Modulation of NF-κB activation by resveratrol in LPS treated human intestinal cells results in downregulation of PGE2 production and COX-2 expression

Resveratrol is a natural phytoalexin present in a variety of plant species, such as grapes and red wine, that is well known for its anti-inflammatory effects. In addition, a cancer chemotherapeutic activity of resveratrol has been described. Here we evaluated the effect of resveratrol on COX-2 and prostaglandin E2 production in human intestinal cells Caco-2 cells treated with lipopolysaccharide (LPS).

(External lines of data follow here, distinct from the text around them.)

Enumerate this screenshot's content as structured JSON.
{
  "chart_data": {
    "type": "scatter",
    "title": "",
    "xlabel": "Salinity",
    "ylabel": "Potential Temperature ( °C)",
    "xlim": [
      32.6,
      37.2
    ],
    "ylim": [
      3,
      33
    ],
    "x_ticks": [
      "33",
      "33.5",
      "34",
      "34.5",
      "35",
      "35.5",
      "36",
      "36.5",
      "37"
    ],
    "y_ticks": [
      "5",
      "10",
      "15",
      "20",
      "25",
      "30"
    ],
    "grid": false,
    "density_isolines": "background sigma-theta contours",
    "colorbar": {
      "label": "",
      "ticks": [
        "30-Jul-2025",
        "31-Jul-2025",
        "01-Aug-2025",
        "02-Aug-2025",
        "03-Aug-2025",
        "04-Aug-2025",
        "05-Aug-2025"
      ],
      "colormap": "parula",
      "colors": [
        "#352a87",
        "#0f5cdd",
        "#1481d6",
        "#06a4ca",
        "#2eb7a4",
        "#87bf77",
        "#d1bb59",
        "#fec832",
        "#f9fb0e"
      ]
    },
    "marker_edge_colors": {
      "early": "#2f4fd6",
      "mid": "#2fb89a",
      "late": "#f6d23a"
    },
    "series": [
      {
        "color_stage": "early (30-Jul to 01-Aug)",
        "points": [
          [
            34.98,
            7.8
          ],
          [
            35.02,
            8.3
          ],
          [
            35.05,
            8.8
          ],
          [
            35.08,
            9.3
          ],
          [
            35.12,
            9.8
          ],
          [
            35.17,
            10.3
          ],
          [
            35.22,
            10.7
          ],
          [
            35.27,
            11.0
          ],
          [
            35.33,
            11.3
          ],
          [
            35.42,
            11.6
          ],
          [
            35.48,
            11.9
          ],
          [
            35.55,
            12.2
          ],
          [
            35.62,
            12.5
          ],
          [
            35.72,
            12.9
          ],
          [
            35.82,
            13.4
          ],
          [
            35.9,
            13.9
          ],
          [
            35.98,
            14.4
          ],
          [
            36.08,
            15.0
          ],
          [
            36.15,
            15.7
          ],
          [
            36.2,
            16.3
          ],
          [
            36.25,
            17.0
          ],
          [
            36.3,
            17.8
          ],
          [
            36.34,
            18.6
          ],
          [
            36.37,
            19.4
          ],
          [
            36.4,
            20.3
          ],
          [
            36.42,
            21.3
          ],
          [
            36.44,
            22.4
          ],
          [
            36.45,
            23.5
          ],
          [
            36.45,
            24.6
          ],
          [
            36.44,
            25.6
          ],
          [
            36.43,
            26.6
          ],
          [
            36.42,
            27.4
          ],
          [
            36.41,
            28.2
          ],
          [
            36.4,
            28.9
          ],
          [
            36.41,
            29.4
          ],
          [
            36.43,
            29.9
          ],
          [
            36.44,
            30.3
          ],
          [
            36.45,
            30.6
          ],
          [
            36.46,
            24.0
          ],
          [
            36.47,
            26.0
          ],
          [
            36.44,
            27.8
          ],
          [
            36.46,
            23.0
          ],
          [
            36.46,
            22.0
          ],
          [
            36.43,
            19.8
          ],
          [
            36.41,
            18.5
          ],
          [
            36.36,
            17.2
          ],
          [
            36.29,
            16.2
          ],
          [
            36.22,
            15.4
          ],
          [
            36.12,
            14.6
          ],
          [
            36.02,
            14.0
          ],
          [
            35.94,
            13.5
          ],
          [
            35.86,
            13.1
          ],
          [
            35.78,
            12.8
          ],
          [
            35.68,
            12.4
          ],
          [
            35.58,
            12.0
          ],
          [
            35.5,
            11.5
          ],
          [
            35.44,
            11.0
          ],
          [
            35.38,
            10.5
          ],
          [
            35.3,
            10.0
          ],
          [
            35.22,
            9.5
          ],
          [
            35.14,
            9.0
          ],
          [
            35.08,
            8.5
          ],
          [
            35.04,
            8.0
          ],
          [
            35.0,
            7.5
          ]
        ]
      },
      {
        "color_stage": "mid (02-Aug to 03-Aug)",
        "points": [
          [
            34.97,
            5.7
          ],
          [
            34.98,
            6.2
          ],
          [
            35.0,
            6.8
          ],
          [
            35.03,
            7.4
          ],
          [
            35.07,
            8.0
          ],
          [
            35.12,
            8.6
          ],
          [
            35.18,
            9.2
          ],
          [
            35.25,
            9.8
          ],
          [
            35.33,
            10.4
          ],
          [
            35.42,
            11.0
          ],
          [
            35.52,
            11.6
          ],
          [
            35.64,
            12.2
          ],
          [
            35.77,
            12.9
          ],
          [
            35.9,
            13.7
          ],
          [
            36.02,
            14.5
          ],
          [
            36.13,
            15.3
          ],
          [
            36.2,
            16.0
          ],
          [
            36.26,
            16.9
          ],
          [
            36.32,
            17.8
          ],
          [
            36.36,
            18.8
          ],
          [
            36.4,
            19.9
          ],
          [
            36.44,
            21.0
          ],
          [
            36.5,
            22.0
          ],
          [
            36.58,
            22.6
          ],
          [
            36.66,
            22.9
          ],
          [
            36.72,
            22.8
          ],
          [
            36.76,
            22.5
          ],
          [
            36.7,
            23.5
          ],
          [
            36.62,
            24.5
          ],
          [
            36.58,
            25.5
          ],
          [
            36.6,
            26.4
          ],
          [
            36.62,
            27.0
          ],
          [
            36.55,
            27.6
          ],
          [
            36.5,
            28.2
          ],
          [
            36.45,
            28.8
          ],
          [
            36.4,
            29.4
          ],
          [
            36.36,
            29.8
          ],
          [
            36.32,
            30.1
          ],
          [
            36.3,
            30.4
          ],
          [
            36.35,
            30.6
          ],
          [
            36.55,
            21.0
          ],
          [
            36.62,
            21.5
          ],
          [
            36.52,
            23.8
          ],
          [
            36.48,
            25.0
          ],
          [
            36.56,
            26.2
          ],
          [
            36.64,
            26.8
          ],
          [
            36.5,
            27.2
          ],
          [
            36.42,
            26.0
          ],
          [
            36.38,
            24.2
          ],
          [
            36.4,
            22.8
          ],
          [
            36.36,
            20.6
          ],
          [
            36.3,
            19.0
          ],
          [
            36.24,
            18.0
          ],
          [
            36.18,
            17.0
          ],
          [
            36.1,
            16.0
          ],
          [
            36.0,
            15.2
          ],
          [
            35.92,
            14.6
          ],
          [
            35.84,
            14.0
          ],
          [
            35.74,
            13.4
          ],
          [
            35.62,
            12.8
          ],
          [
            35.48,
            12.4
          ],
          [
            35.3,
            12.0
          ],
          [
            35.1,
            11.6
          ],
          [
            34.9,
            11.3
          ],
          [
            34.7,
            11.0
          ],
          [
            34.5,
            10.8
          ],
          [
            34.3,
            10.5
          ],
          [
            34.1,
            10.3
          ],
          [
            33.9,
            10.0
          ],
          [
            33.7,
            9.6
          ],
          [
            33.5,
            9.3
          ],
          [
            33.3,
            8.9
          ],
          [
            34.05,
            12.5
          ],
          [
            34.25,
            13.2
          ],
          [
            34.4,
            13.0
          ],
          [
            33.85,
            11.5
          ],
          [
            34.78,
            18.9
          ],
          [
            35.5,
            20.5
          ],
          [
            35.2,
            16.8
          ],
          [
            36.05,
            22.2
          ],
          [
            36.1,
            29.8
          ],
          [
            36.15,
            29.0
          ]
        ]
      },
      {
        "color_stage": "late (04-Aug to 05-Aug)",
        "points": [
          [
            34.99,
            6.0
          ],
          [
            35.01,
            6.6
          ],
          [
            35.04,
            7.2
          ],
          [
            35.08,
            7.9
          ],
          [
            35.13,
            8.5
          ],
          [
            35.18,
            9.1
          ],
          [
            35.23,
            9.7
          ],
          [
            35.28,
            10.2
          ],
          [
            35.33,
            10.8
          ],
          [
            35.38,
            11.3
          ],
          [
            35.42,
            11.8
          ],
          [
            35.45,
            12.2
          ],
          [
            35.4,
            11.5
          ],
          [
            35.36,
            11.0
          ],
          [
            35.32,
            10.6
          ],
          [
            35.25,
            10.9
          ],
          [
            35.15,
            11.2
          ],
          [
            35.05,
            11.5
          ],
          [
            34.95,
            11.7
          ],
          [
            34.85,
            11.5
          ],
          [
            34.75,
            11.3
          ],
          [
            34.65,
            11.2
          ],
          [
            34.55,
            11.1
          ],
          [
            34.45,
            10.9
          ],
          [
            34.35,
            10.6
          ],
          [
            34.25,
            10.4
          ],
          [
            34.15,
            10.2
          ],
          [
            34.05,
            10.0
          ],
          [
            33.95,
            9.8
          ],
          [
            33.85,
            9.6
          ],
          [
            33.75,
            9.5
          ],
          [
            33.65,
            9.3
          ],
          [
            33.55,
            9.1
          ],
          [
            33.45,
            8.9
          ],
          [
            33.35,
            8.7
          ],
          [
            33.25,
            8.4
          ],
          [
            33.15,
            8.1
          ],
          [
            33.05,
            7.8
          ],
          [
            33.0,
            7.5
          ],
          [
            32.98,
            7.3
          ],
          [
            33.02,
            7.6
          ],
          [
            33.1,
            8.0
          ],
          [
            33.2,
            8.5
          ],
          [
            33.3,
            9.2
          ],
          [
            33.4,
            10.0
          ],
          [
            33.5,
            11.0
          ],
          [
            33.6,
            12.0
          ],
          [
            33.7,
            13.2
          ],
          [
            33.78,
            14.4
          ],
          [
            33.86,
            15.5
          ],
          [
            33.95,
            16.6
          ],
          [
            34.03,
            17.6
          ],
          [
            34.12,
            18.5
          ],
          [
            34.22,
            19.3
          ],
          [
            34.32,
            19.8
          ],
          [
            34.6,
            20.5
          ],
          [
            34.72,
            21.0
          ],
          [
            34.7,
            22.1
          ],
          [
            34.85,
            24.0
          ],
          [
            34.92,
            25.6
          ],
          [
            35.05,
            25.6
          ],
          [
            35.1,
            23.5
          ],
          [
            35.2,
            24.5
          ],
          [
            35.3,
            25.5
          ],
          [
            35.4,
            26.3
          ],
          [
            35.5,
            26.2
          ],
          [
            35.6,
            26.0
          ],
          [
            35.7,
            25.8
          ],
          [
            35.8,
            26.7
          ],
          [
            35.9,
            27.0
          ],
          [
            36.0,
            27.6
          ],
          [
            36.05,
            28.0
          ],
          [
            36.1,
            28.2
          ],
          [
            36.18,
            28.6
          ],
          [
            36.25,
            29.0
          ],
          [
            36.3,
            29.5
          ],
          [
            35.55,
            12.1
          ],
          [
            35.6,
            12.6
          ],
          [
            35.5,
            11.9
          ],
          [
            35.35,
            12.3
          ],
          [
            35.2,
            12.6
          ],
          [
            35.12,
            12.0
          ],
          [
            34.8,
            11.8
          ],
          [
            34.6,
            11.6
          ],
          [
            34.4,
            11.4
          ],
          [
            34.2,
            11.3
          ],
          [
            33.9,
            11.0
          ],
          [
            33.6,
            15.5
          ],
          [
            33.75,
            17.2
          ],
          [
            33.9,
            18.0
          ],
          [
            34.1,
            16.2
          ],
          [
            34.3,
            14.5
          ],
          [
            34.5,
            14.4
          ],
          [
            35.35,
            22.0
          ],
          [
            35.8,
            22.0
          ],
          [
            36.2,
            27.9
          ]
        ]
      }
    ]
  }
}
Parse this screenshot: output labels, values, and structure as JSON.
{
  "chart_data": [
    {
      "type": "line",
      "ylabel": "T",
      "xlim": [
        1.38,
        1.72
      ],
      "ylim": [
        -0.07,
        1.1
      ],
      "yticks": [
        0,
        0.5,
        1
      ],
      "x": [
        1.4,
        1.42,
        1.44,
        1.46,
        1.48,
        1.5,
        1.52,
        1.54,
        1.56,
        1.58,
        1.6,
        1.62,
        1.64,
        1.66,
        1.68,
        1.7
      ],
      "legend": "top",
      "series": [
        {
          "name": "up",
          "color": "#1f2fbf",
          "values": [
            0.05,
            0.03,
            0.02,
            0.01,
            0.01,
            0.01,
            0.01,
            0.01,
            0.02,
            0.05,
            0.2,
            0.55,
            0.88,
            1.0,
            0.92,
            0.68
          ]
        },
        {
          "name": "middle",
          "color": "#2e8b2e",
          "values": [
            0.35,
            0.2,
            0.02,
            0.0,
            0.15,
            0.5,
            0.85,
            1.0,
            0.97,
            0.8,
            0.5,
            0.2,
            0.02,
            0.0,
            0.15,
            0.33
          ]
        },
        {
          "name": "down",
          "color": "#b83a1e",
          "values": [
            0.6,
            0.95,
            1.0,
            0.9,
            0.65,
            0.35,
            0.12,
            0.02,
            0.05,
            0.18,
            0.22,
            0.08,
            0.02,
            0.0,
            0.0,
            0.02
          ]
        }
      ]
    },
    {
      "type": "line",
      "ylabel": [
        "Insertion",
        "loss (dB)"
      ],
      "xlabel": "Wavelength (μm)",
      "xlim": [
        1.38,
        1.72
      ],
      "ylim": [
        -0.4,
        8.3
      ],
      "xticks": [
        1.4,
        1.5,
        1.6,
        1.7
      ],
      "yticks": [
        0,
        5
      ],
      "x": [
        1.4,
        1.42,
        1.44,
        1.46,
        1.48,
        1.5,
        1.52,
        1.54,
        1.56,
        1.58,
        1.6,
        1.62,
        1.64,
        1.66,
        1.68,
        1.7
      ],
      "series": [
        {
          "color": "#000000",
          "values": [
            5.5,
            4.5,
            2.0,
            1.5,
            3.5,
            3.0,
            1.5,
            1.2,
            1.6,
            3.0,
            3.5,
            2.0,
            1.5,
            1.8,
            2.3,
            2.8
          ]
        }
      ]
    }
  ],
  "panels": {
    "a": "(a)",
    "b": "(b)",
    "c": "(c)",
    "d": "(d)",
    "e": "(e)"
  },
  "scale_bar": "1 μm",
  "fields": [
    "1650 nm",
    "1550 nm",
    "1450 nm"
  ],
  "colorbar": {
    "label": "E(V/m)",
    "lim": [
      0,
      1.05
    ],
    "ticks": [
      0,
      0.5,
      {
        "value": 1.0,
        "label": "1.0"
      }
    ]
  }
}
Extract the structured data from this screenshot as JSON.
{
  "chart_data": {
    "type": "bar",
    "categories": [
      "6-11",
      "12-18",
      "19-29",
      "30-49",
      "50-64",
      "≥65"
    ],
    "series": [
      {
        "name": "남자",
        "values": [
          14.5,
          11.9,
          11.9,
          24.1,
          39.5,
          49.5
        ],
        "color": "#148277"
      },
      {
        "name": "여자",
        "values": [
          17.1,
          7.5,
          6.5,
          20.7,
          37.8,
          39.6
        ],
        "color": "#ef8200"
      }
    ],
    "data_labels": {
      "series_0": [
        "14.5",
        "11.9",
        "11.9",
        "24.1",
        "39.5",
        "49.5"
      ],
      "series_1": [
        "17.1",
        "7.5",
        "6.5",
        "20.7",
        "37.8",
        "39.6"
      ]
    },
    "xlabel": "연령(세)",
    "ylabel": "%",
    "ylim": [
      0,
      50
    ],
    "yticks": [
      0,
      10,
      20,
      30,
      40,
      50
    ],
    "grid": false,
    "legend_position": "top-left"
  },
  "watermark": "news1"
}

Resveratrol concentration-dependently inhibited the expression of COX-2 mRNA in the LPS-treated cells, as well as protein expression, resulting in a decreased production of PGE2. In order to investigate the mechanisms through which resveratrol exhibited these anti-inflammatory effects, we examined the activation of IκB in LPS-stimulated intestinal cells. Results demonstrated that resveratrol inhibited the translocation of NF-κB p65 subunits from the cytosol to the nucleus, which correlated with its inhibitory effects on IκBα phosphorylation and degradation. These results suggest that the down-regulation of COX-2 and PGE2 by resveratrol may be related to NF-κB inhibition through the negative regulation of IKK phosphorylation in intestinal cells.

► Resveratrol significantly reduce COX-2 and PGE2 in LPS exposed intestinal cells. ► Resvetratrol inhibits the p65 translocation in LPS exposed intestinal cells. ► NF-κB inhibition by resveratrol down-regulate COX-2 and PGE2 in intestinal cells.